The results could be something of an eye-opener – total costs vary from around £20 per tonne for short duration, bulk stores for the processed market up to £54 per tonne for nine months’ refrigerated box storage with 15% outgrades going into pre-packing.

So, once you have worked out what the costs are, how can you reduce them? Mr Cunnington has identified six easy hits – relatively straightforward steps that could shave thousands off your storage bill: “Focus first on running costs. In a typical store, this will be your highest expenditure, and electricity will form the bulk of it. There are also simple changes you can make to store layout and design, and ways to reduce store losses that can make incremental but significant savings,” he advises.

“If you want to take cost-saving further, such as fitting inverters to control fan speed, then some significant capital investment and specialist advice will be needed, but payback can be achieved in as little as 3 years”.

Six simple steps to save on storage:

  1. Tariff management. The energy market is highly competitive and good deals are available. Look around for an alternative supplier, and look at manipulating terms to suit your needs – significant savings can be made with off-peak contracts and timing plant to run accordingly.
  2. Air-mixing. A good solution is to make best use of ambient air availability. Mixing in cooler, night-time air can reduce refrigeration requirement. Automatic control systems are available that will mix air cost-efficiently.
  3. Defrost on demand. A lot of energy can be wasted through refrigeration units that run through their defrost cycle on a time basis, rather than when needed. Changing to defrost on demand can save electricity.
  4. Store design. Making improvements to insulation and ensuring doors and louvres are airtight can save on energy losses.
  5. Store layout. Stores should be loaded to maximise airflow. This reduces fan running time, as well as helping to maintain quality of the stored crop.

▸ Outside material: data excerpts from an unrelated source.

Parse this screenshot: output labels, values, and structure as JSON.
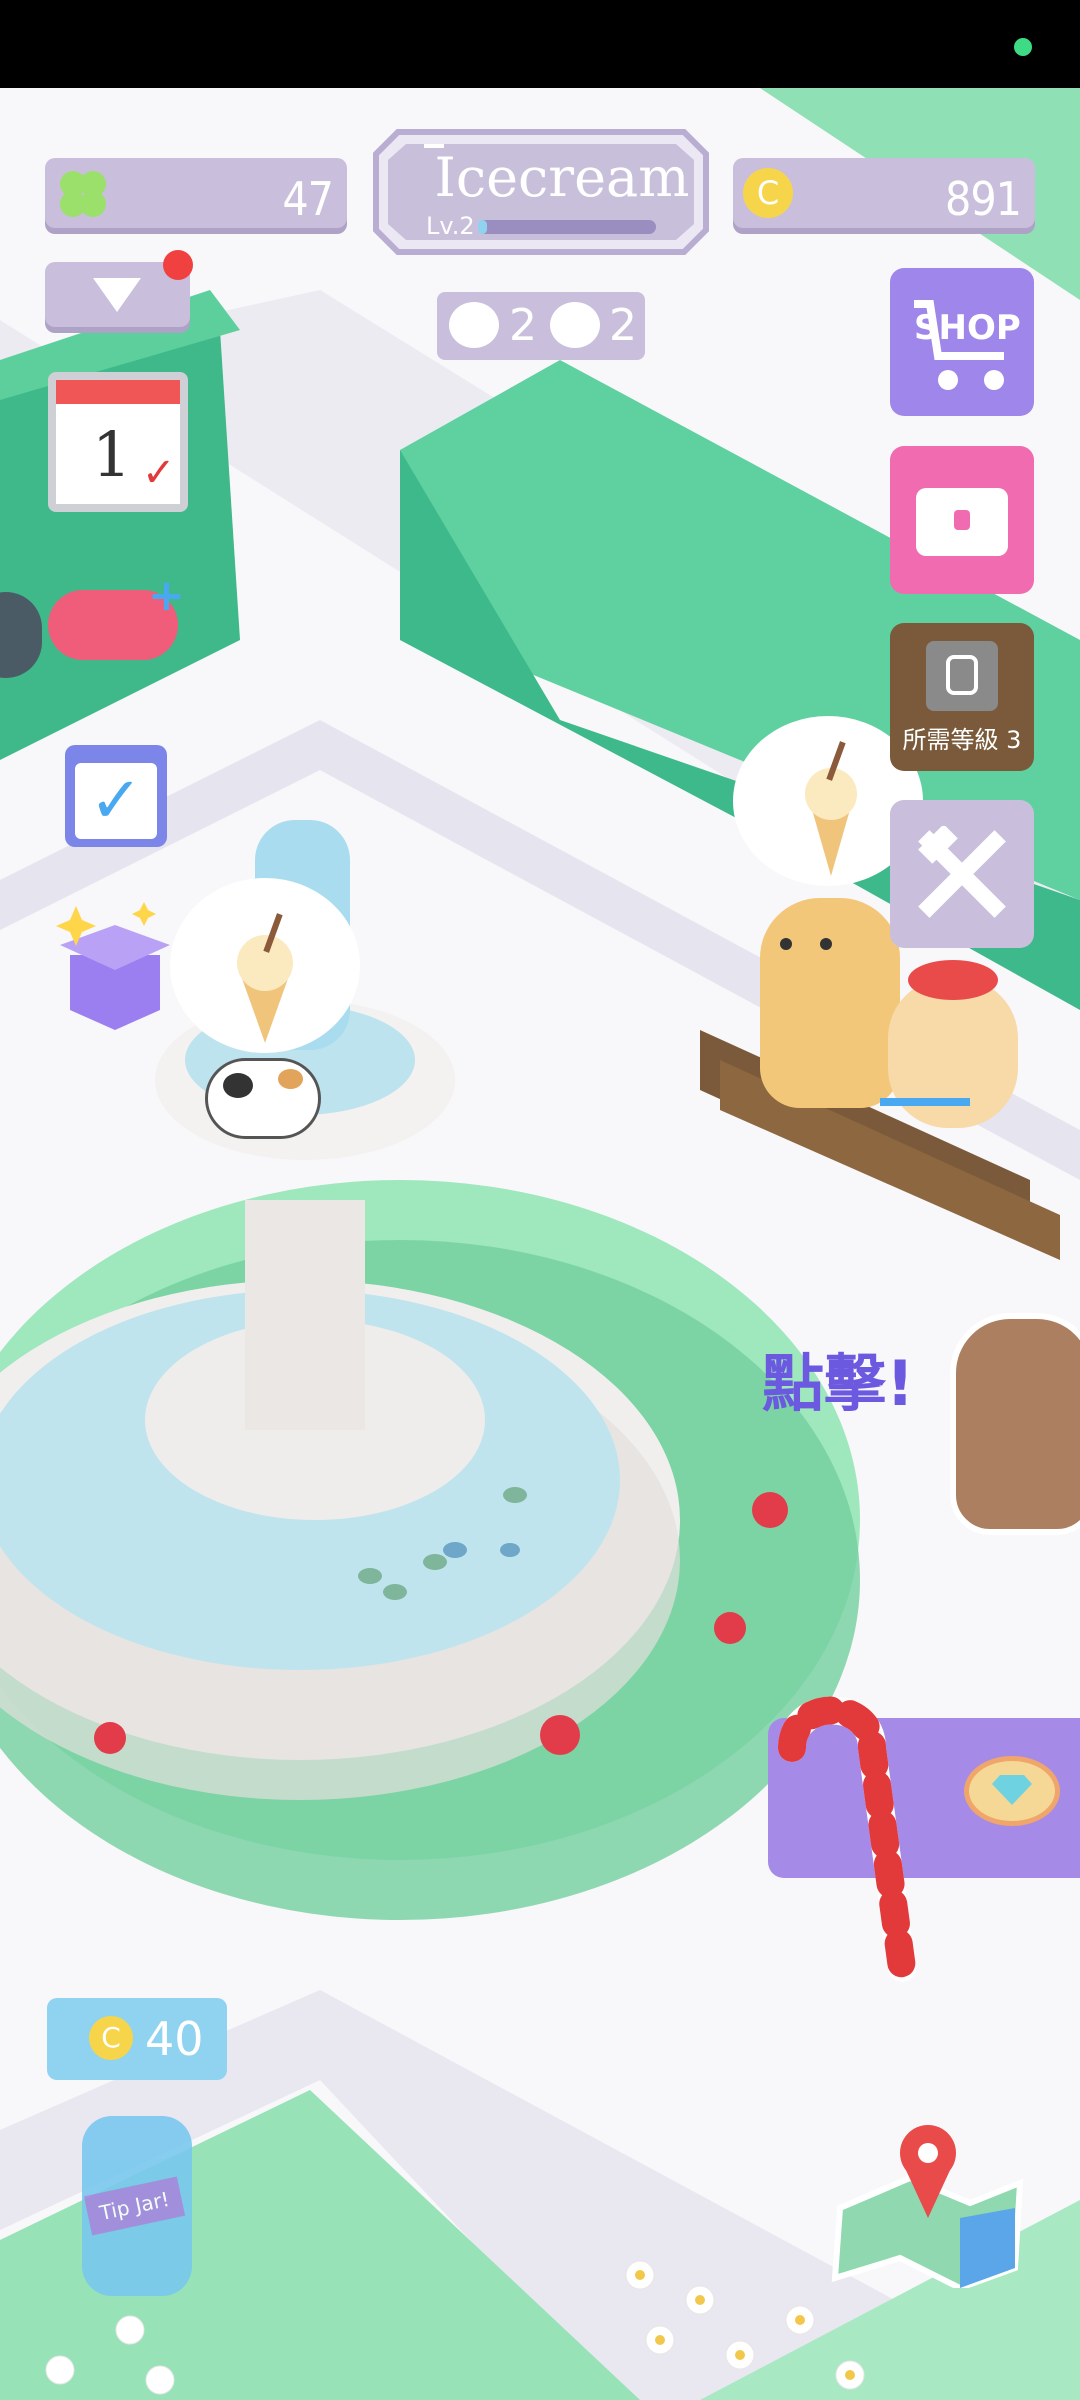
{
  "hud": {
    "clover_count": "47",
    "title": "Icecream",
    "level": "Lv.2",
    "coins": "891",
    "dog_count": "2",
    "cat_count": "2",
    "level_progress": 0.05
  },
  "side_menu": {
    "shop_label": "SHOP",
    "locked_label": "所需等級 3"
  },
  "scene": {
    "tap_prompt": "點擊!",
    "tip_jar_coins": "40",
    "tip_jar_label": "Tip Jar!"
  },
  "calendar": {
    "day": "1"
  },
  "colors": {
    "accent_purple": "#9f86ea",
    "hud_lavender": "#c9bfdc",
    "hedge_green": "#4fc69a",
    "gift_pink": "#f06bb0",
    "locked_brown": "#7a5a3a"
  }
}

Taking steps to segregate stocks and partitioning areas in store can also result in energy savings.
  6. Storage losses. Don’t store a crop that is not up to the job – this adds costs that you may not recoup. Make sure the crop meets market spec as it comes in and monitor the crop during the storage period to identify potential problems early on. Try and ensure your contract, and your store, give you the flexibility to out-load early if necessary.